Ich habe mich in einer Nische eingerichtet, aus der ich manchmal zu entkommen versuche: nach Island, nach Kalifornien, weit weg von deutschem Größenwahn, jüdischer Wehleidigkeit und multikulturellen Missverständnissen. Und dann zieht es mich doch zurück in die Arena der Eitelkeiten, zu den anderen Pausenclowns, die mit dem Finger aufeinander zeigen und sich gegenseitig vorwerfen, Profiteure der repressiven Toleranz zu sein.
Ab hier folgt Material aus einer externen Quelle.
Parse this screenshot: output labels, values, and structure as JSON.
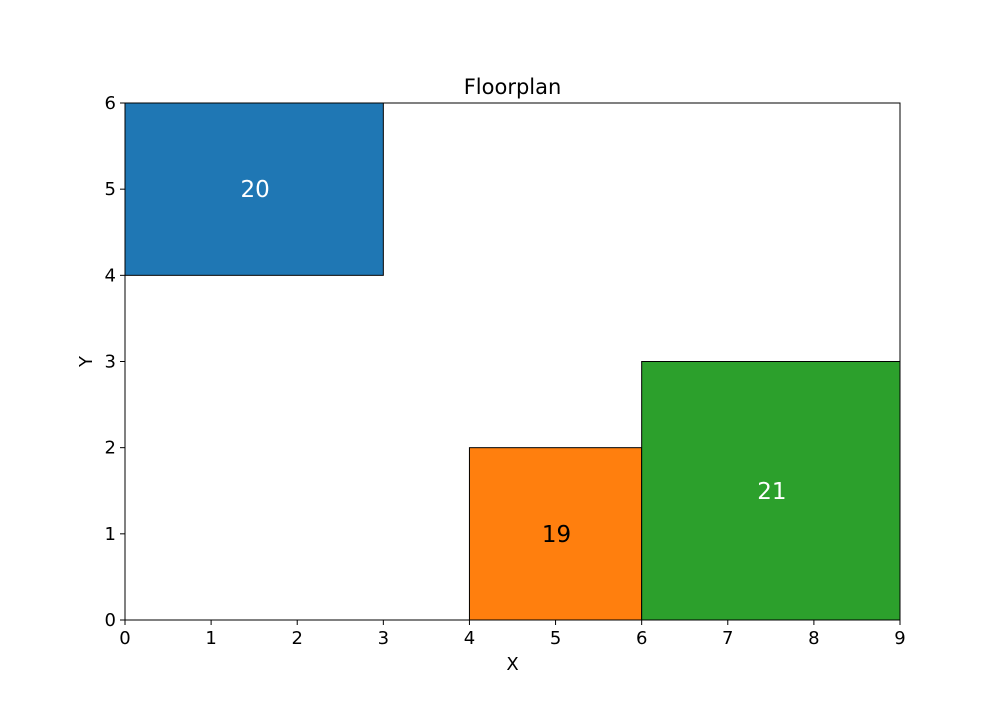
{
  "chart_data": {
    "type": "floorplan",
    "title": "Floorplan",
    "xlabel": "X",
    "ylabel": "Y",
    "xlim": [
      0,
      9
    ],
    "ylim": [
      0,
      6
    ],
    "xticks": [
      0,
      1,
      2,
      3,
      4,
      5,
      6,
      7,
      8,
      9
    ],
    "yticks": [
      0,
      1,
      2,
      3,
      4,
      5,
      6
    ],
    "grid": false,
    "rooms": [
      {
        "label": "20",
        "x0": 0,
        "x1": 3,
        "y0": 4,
        "y1": 6,
        "color": "#1f77b4",
        "text_color": "#ffffff"
      },
      {
        "label": "19",
        "x0": 4,
        "x1": 6,
        "y0": 0,
        "y1": 2,
        "color": "#ff7f0e",
        "text_color": "#000000"
      },
      {
        "label": "21",
        "x0": 6,
        "x1": 9,
        "y0": 0,
        "y1": 3,
        "color": "#2ca02c",
        "text_color": "#ffffff"
      }
    ]
  }
}
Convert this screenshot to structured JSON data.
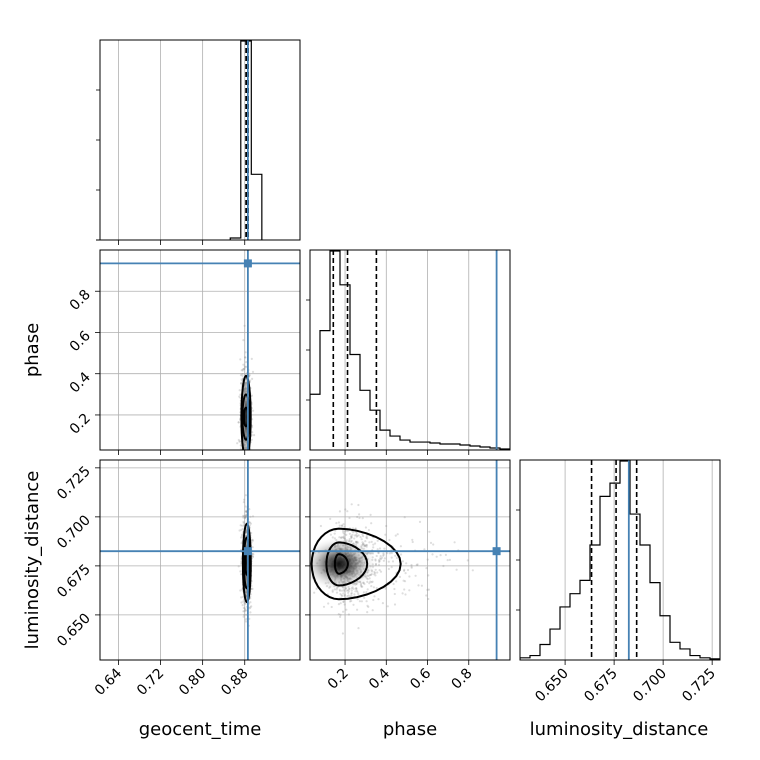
{
  "chart_data": {
    "type": "corner",
    "parameters": [
      "geocent_time",
      "phase",
      "luminosity_distance"
    ],
    "colors": {
      "truth": "#4682b4",
      "samples": "#888888",
      "grid": "#b0b0b0"
    },
    "grid": true,
    "axes": {
      "geocent_time": {
        "label": "geocent_time",
        "range": [
          0.605,
          0.985
        ],
        "ticks": [
          0.64,
          0.72,
          0.8,
          0.88
        ],
        "tick_labels": [
          "0.64",
          "0.72",
          "0.80",
          "0.88"
        ]
      },
      "phase": {
        "label": "phase",
        "range": [
          0.03,
          1.0
        ],
        "ticks": [
          0.2,
          0.4,
          0.6,
          0.8
        ],
        "tick_labels": [
          "0.2",
          "0.4",
          "0.6",
          "0.8"
        ]
      },
      "luminosity_distance": {
        "label": "luminosity_distance",
        "range": [
          0.627,
          0.729
        ],
        "ticks": [
          0.65,
          0.675,
          0.7,
          0.725
        ],
        "tick_labels": [
          "0.650",
          "0.675",
          "0.700",
          "0.725"
        ]
      }
    },
    "truths": {
      "geocent_time": 0.886,
      "phase": 0.935,
      "luminosity_distance": 0.6825
    },
    "quantiles": {
      "geocent_time": [
        0.8825,
        0.8845,
        0.8865
      ],
      "phase": [
        0.143,
        0.212,
        0.352
      ],
      "luminosity_distance": [
        0.6635,
        0.676,
        0.6865
      ]
    },
    "histograms": {
      "geocent_time": {
        "edges": [
          0.8525,
          0.8725,
          0.8925,
          0.9125
        ],
        "counts": [
          0.01,
          1.0,
          0.33
        ]
      },
      "phase": {
        "edges": [
          0.03,
          0.0785,
          0.127,
          0.1755,
          0.224,
          0.2725,
          0.321,
          0.3695,
          0.418,
          0.4665,
          0.515,
          0.5635,
          0.612,
          0.6605,
          0.709,
          0.7575,
          0.806,
          0.8545,
          0.903,
          0.9515,
          1.0
        ],
        "counts": [
          0.28,
          0.6,
          1.0,
          0.83,
          0.48,
          0.3,
          0.2,
          0.1,
          0.07,
          0.05,
          0.04,
          0.04,
          0.035,
          0.03,
          0.03,
          0.025,
          0.02,
          0.015,
          0.01,
          0.005
        ]
      },
      "luminosity_distance": {
        "edges": [
          0.627,
          0.6321,
          0.6372,
          0.6423,
          0.6474,
          0.6525,
          0.6576,
          0.6627,
          0.6678,
          0.6729,
          0.678,
          0.6831,
          0.6882,
          0.6933,
          0.6984,
          0.7035,
          0.7086,
          0.7137,
          0.7188,
          0.7239,
          0.729
        ],
        "counts": [
          0.01,
          0.02,
          0.07,
          0.14,
          0.24,
          0.3,
          0.36,
          0.52,
          0.74,
          0.8,
          0.9,
          0.66,
          0.52,
          0.35,
          0.2,
          0.08,
          0.05,
          0.02,
          0.01,
          0.005
        ]
      }
    },
    "contours": {
      "geocent_time__phase": {
        "center": [
          0.8825,
          0.19
        ],
        "levels": [
          [
            0.004,
            0.045
          ],
          [
            0.0068,
            0.11
          ],
          [
            0.0088,
            0.2
          ]
        ]
      },
      "geocent_time__luminosity_distance": {
        "center": [
          0.884,
          0.6765
        ],
        "levels": [
          [
            0.003,
            0.006
          ],
          [
            0.0055,
            0.013
          ],
          [
            0.0075,
            0.02
          ]
        ]
      },
      "phase__luminosity_distance": {
        "center": [
          0.17,
          0.676
        ],
        "levels": [
          [
            0.035,
            0.005
          ],
          [
            0.11,
            0.011
          ],
          [
            0.24,
            0.018
          ]
        ]
      }
    }
  }
}
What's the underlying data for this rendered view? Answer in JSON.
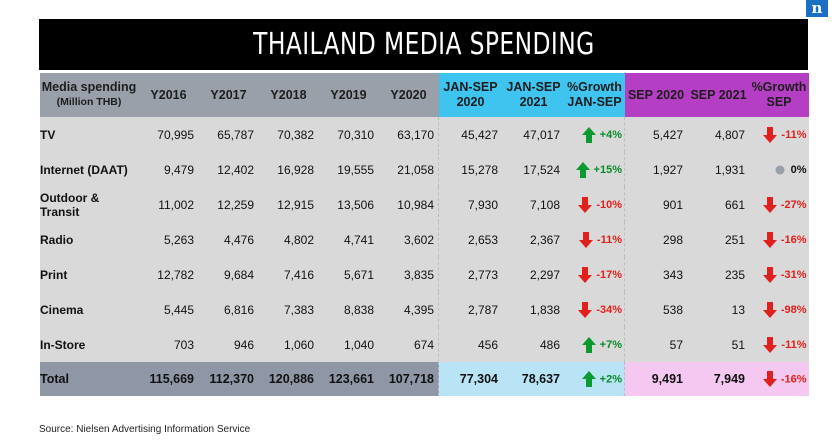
{
  "logo_letter": "n",
  "title": "THAILAND MEDIA SPENDING",
  "headers": {
    "name_line1": "Media spending",
    "name_line2": "(Million THB)",
    "y2016": "Y2016",
    "y2017": "Y2017",
    "y2018": "Y2018",
    "y2019": "Y2019",
    "y2020": "Y2020",
    "js2020_1": "JAN-SEP",
    "js2020_2": "2020",
    "js2021_1": "JAN-SEP",
    "js2021_2": "2021",
    "gjs_1": "%Growth",
    "gjs_2": "JAN-SEP",
    "sep2020": "SEP 2020",
    "sep2021": "SEP 2021",
    "gsep_1": "%Growth",
    "gsep_2": "SEP"
  },
  "colors": {
    "up": "#0a9a2e",
    "down": "#e0201c",
    "neutral": "#9aa0aa"
  },
  "rows": [
    {
      "name": "TV",
      "y2016": "70,995",
      "y2017": "65,787",
      "y2018": "70,382",
      "y2019": "70,310",
      "y2020": "63,170",
      "js2020": "45,427",
      "js2021": "47,017",
      "gjs": "+4%",
      "gjs_dir": "up",
      "sep2020": "5,427",
      "sep2021": "4,807",
      "gsep": "-11%",
      "gsep_dir": "down"
    },
    {
      "name": "Internet (DAAT)",
      "y2016": "9,479",
      "y2017": "12,402",
      "y2018": "16,928",
      "y2019": "19,555",
      "y2020": "21,058",
      "js2020": "15,278",
      "js2021": "17,524",
      "gjs": "+15%",
      "gjs_dir": "up",
      "sep2020": "1,927",
      "sep2021": "1,931",
      "gsep": "0%",
      "gsep_dir": "flat"
    },
    {
      "name": "Outdoor & Transit",
      "y2016": "11,002",
      "y2017": "12,259",
      "y2018": "12,915",
      "y2019": "13,506",
      "y2020": "10,984",
      "js2020": "7,930",
      "js2021": "7,108",
      "gjs": "-10%",
      "gjs_dir": "down",
      "sep2020": "901",
      "sep2021": "661",
      "gsep": "-27%",
      "gsep_dir": "down"
    },
    {
      "name": "Radio",
      "y2016": "5,263",
      "y2017": "4,476",
      "y2018": "4,802",
      "y2019": "4,741",
      "y2020": "3,602",
      "js2020": "2,653",
      "js2021": "2,367",
      "gjs": "-11%",
      "gjs_dir": "down",
      "sep2020": "298",
      "sep2021": "251",
      "gsep": "-16%",
      "gsep_dir": "down"
    },
    {
      "name": "Print",
      "y2016": "12,782",
      "y2017": "9,684",
      "y2018": "7,416",
      "y2019": "5,671",
      "y2020": "3,835",
      "js2020": "2,773",
      "js2021": "2,297",
      "gjs": "-17%",
      "gjs_dir": "down",
      "sep2020": "343",
      "sep2021": "235",
      "gsep": "-31%",
      "gsep_dir": "down"
    },
    {
      "name": "Cinema",
      "y2016": "5,445",
      "y2017": "6,816",
      "y2018": "7,383",
      "y2019": "8,838",
      "y2020": "4,395",
      "js2020": "2,787",
      "js2021": "1,838",
      "gjs": "-34%",
      "gjs_dir": "down",
      "sep2020": "538",
      "sep2021": "13",
      "gsep": "-98%",
      "gsep_dir": "down"
    },
    {
      "name": "In-Store",
      "y2016": "703",
      "y2017": "946",
      "y2018": "1,060",
      "y2019": "1,040",
      "y2020": "674",
      "js2020": "456",
      "js2021": "486",
      "gjs": "+7%",
      "gjs_dir": "up",
      "sep2020": "57",
      "sep2021": "51",
      "gsep": "-11%",
      "gsep_dir": "down"
    }
  ],
  "total": {
    "name": "Total",
    "y2016": "115,669",
    "y2017": "112,370",
    "y2018": "120,886",
    "y2019": "123,661",
    "y2020": "107,718",
    "js2020": "77,304",
    "js2021": "78,637",
    "gjs": "+2%",
    "gjs_dir": "up",
    "sep2020": "9,491",
    "sep2021": "7,949",
    "gsep": "-16%",
    "gsep_dir": "down"
  },
  "source": "Source: Nielsen Advertising Information Service"
}
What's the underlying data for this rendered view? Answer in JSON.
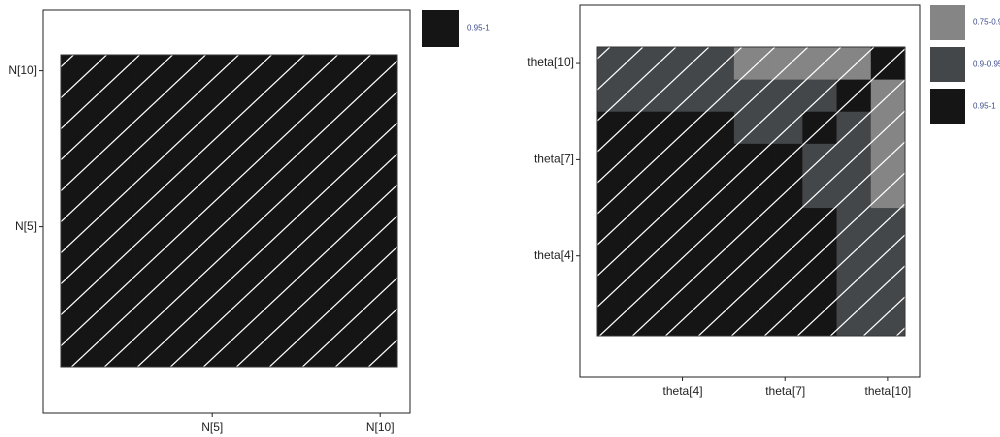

Die Frage, ob ich verrückt bin oder die anderen, werden wir heute nicht klären können, sie muss offen bleiben, vorläufig. Ich weiß nur, dass ich nicht der Einzige bin, der sie sich stellt. Jemand, dem ich viel verdanke, bei dem ich viel gelernt und einiges geklaut habe, hat sie sich immer wieder gestellt: der Geschichtenerzähler und Kabarettist Hanns Dieter Hüsch, das Schwarze Schaf vom Niederrhein. Hüsch war, ohne selbst den Anspruch zu erheben, ein Philosoph oder, wie man auf Jiddisch sagen würde: a Mensch. Er hat von der "Solidarität der Einzelidioten" gesprochen und viele wunderbare Texte geschrieben, darunter einen, der in meinem Kopf rumort, seit ich ihn das erste Mal gehört habe. Erlauben Sie mir, als Verbeugung vor einem großen Meister der Sprache Ihnen diesen Text vorzulesen:

Ich sing für die Verrückten
Die seitlich Umgeknickten
Die eines Tags nach vorne fallen
Und unbemerkt von allen
An ihrem Tisch in Küchen sitzen
Und keiner Weltanschauung nützen
Die tagelang durch Städte streifen
Und die Geschichte nicht begreifen

Die sich vom Kirchturm stürzen
Die Welt noch mit Gelächter würzen
Und für den Tod beizeiten
Sich selbst die Glocken läuten
Die mit den Zügen sich beeilen
Um nirgendwo zu lang zu weilen
Die jeden Abschied aus der Nähe kennen
Weil sie das Leben Abschied nennen
Die auf den Schiffen sich verdingen
Und mit den Kindern Lieder singen
Die suchen und die niemals finden
Und nachts vom Erdboden verschwinden

Die Wärter stehen schon bereit mit Jacken
Um werkgerecht die Irrenden zu packen
Die freundlich auf den Dächern springen
Für diese Leute will ich singen
Die in den großen Wüsten sterben

Den Schädel längst schon voller Scherben
Der Sand verwischt bald alle Spuren
Das Nichts läuft schon auf vollen Touren
Die sich durchs rohe Dickicht schieben
Vom Wahnsinn wund und krank gerieben
Die durch den Urwald aller Seelen blicken
Den ganzen Schwindel auf dem Rücken

Ich sing für die Verrückten
Die seitlich Umgeknickten
Die eines Tags nach vorne fallen
Und unbemerkt von allen
Sich aus der Schöpfung schleichen
Weil Trost und Kraft nicht reichen
Und einfach die Geschichte überspringen
Für diese Leute will ich singen.

Hanns Dieter, ich danke dir. Und ich danke Ihnen, dass Sie mir zugehört haben.